In Ghana, the Ghana PrenaBelt Trial was a sham-controlled, double-blind, randomized controlled trial in 200 healthy pregnant women. A total of 94 participants in the treatment group and 87 participants in the sham group completed the trial.
Based on an interim analysis of the Canadian trial with 14 subjects, participants were found to spend less time on their back at night with the PrenaBelt when compared with the sham-PrenaBelt, and this difference was statistically significant.
The PrenaBelt safety results in the trial in Ghana demonstrated that it is safe for use. However, for the primary endpoint (birth weight) and secondary outcomes (small-for-gestational age, low birth weight, gestational age at delivery, gender, mode of delivery, preterm, stillbirth), there was no difference between the study and the control groups.

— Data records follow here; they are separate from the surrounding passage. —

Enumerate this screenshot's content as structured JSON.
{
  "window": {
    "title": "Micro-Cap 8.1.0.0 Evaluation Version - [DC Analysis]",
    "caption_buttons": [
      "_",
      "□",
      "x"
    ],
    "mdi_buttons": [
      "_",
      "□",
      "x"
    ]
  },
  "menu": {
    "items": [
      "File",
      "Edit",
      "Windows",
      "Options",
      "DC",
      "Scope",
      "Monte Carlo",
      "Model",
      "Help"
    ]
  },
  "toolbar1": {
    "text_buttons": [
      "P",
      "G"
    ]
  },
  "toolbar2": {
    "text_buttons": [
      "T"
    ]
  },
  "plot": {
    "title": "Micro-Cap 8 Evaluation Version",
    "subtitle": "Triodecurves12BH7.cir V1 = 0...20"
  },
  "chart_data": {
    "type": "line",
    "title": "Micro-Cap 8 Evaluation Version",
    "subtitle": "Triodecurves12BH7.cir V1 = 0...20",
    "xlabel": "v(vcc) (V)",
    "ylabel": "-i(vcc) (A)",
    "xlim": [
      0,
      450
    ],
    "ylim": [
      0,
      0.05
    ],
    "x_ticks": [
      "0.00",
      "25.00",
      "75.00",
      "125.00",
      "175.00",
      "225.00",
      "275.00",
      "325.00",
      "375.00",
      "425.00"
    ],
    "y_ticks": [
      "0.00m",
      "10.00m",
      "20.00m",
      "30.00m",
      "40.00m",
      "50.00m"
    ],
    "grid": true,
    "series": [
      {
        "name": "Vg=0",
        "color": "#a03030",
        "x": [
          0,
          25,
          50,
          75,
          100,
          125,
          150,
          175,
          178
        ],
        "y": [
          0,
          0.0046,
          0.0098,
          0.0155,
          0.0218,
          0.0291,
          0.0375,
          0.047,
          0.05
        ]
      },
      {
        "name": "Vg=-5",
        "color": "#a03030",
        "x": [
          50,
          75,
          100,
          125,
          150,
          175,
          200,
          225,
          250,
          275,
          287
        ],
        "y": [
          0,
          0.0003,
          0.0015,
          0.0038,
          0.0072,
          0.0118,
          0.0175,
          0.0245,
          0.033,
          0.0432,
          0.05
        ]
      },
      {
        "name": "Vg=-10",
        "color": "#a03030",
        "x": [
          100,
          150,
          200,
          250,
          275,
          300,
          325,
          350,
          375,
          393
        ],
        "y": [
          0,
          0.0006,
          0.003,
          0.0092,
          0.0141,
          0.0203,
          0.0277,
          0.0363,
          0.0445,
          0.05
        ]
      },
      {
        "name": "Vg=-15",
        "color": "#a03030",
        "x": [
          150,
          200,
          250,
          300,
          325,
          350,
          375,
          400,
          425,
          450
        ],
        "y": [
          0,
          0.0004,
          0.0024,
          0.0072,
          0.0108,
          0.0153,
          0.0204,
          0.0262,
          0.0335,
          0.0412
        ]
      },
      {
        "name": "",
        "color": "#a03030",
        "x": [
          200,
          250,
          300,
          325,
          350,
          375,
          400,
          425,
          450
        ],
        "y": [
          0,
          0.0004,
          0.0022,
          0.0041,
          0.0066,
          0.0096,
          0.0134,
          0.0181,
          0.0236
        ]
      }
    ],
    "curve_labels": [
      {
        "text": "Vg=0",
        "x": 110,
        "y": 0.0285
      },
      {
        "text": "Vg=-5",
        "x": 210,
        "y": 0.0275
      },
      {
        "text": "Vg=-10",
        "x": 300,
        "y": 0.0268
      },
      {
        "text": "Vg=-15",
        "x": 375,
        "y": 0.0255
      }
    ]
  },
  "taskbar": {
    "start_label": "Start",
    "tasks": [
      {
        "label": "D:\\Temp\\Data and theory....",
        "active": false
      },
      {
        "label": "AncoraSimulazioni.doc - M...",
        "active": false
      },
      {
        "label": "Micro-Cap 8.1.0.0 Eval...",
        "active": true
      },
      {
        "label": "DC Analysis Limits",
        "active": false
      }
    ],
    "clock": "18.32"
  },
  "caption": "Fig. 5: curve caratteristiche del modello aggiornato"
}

The project team feels there may have been confounding factors in the study design that might have had an effect on sleep behavior, independent of the treatment assignment.
A similar study conducted by the team in Australia also yielded positive findings for both mother and fetus.
The scientific findings and technological innovations will be integrated into a social enterprise model of business that enables scalability and drives sustainability in both developed and developing countries.